A couple of things are worth noting about the two versions of “We Are the World,” the original which cobbled together the biggest pop stars of the 80s under the moniker USA for Africa, and the new version, “We Are the World: 25 For Haiti,” that debuted during the Winter Olympics last Friday and will benefit victims of the devastating earthquake that struck Haiti last month.
The first and most important is that the idea is deeply momentous; gathering top name musical acts and celebrities for the sole purpose of drawing attention to the impoverished and the catastrophe laden victims of both famine and now natural disaster.
The second is that the song, this year’s and the 1985 one - are absolutely terrible.

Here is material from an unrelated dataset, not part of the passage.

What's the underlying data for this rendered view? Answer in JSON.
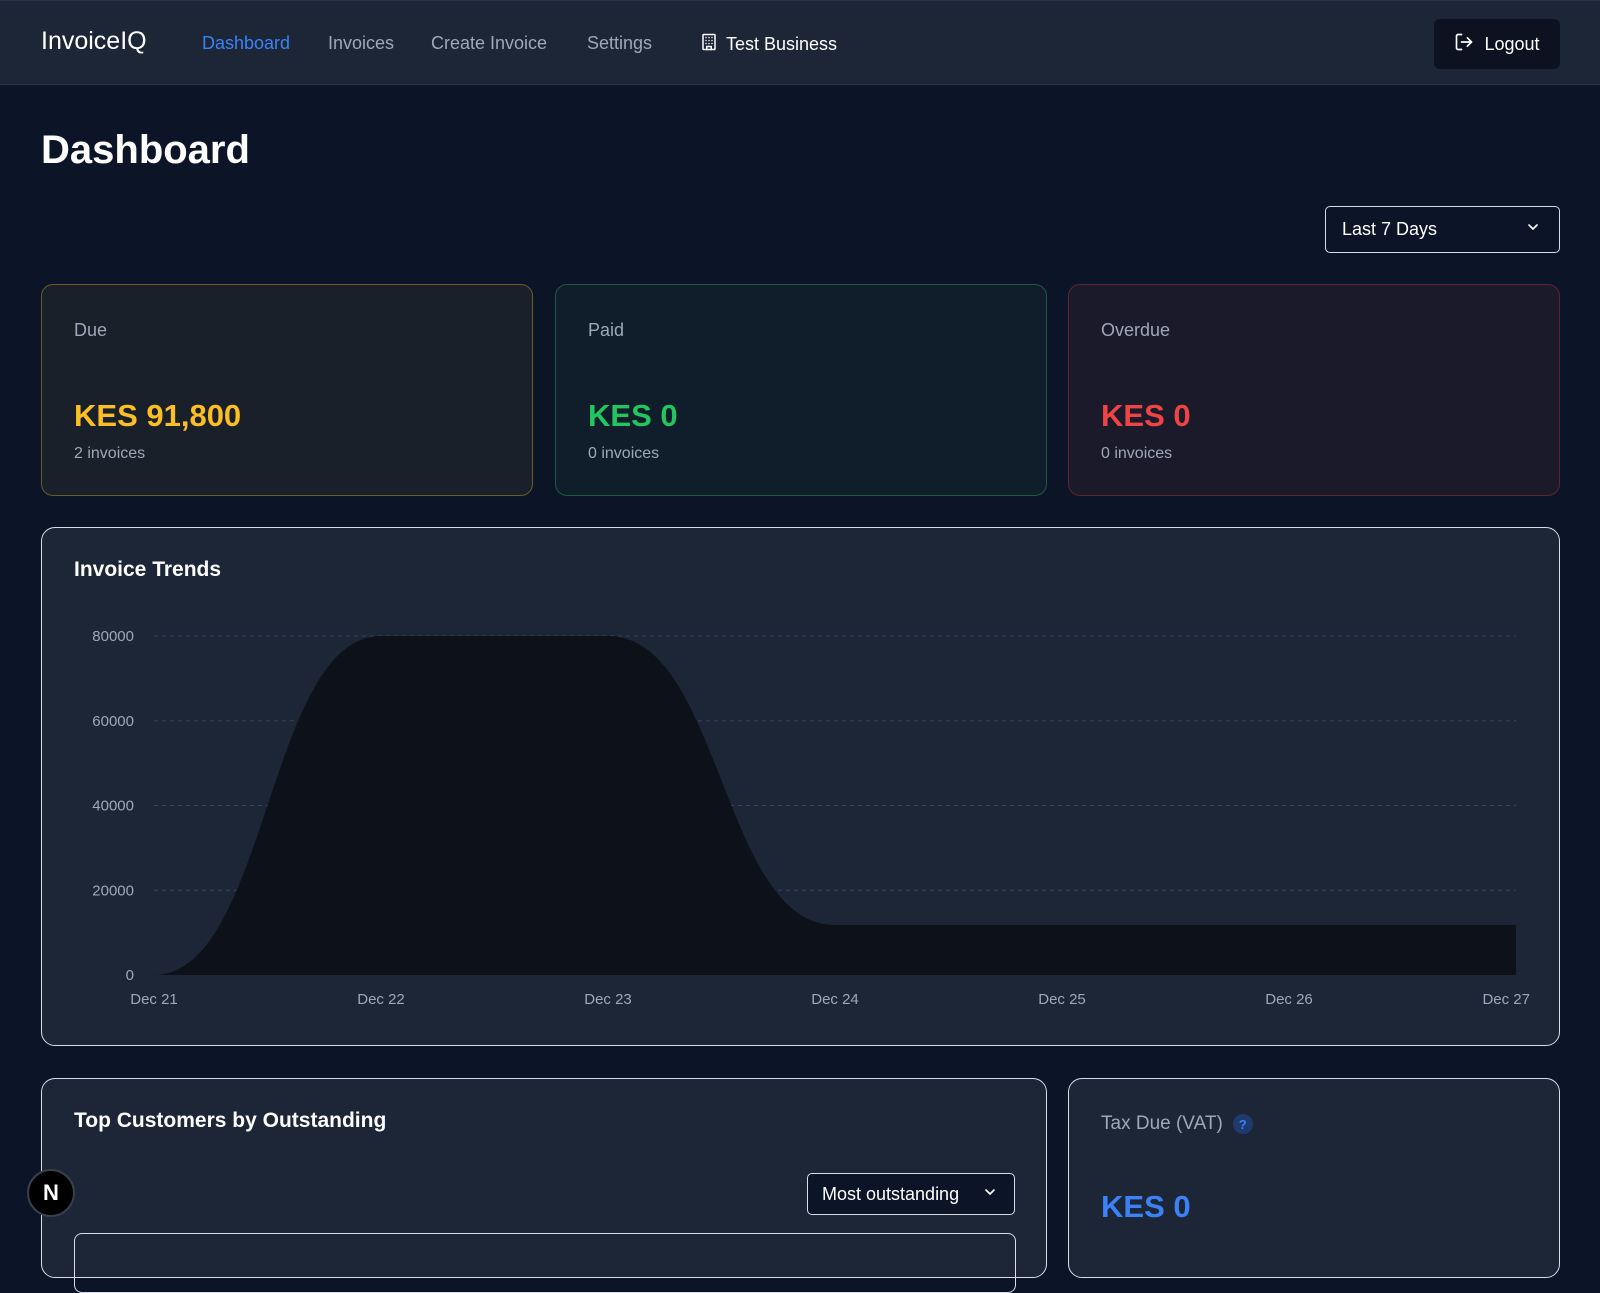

Filled with sappy sentimentality and penned by the purveyors of lyrical cheese, Michael Jackson and Lionel Richie, the piece represents so much of what was wrong with the 80s; it was over the top, it was messy and it was completely overblown at seven minutes long.
Incredibly dated, the best it has going for it these days is the cache of top-tier artists who contributed. Bruce Springsteen, Michael Jackson, Billy Joel, Bob Dylan and Stevie Wonder are all recognized as legends in the annals of music history who were superstars even when they took part – but there’s virtually no one with that type of star power in the new one, which is just a ridiculous mess.
Starting off with Justin Bieber on vocals is one of the more head-scratching moves by producers of the song. Will anyone even know who this kid is in five years?
Lionel Richie should know better, but then again, he invited his daughter Nicole to take part. It’s bad enough non-singing celebrities take part, but a pseudo-celeb who is most famous for starring in a brainless reality show with Paris Hilton?
Vince Vaughn, yes – Vince Vaughn actually gets a pass because somebody had to be the 2010 version of the 1985 Dan Akroyd. And the Jonas Brothers are almost a little like this year’s Pointer Sisters if you think about it.
Nearly everyone who takes part is over-emoting or over dramatizing their performance. From Barbra Streisand’s breathy sighs to Jennifer Nettles contorting facial expressions, it’s hard to figure out if these people were taking part for charity or for an Academy Award.
Speaking of Oscars, has anyone told Jamie Foxx that he can only win once for portraying Ray Charles? A talented artist in his own right, he needs to stop milking it – unless he’s trying to make people forget he also starred in the big screen adaptation of Miami Vice.
Janet Jackson’s duet with her dead brother Michael is a nice touch, even if it is a little creepy in a too-soon sort of way, and the rap at the end of the song is just atrocious. But what already dates the track is the use of Auto-Tune by Akon, Lil Wayne and T-Pain. It’s a form of voice processing for people who can’t really hold a note, and it’s already facing a severe backlash, and will probably be non-existent by this time next year.
There isn’t really anyone who seems to be over the moon about the new version either. Jay-Z has been the most vocal critic, telling MTV, “Some things are just untouchable.”
"I know everybody is gonna take this wrong: “We Are the World,” I love it, and I understand the point and think it's great,” he said. “But I think “We Are the World” is like [Michael Jackson's] “Thriller” to me. I don't ever wanna see it touched.”
How about we never hear it played again? That’s a cause worth donating to.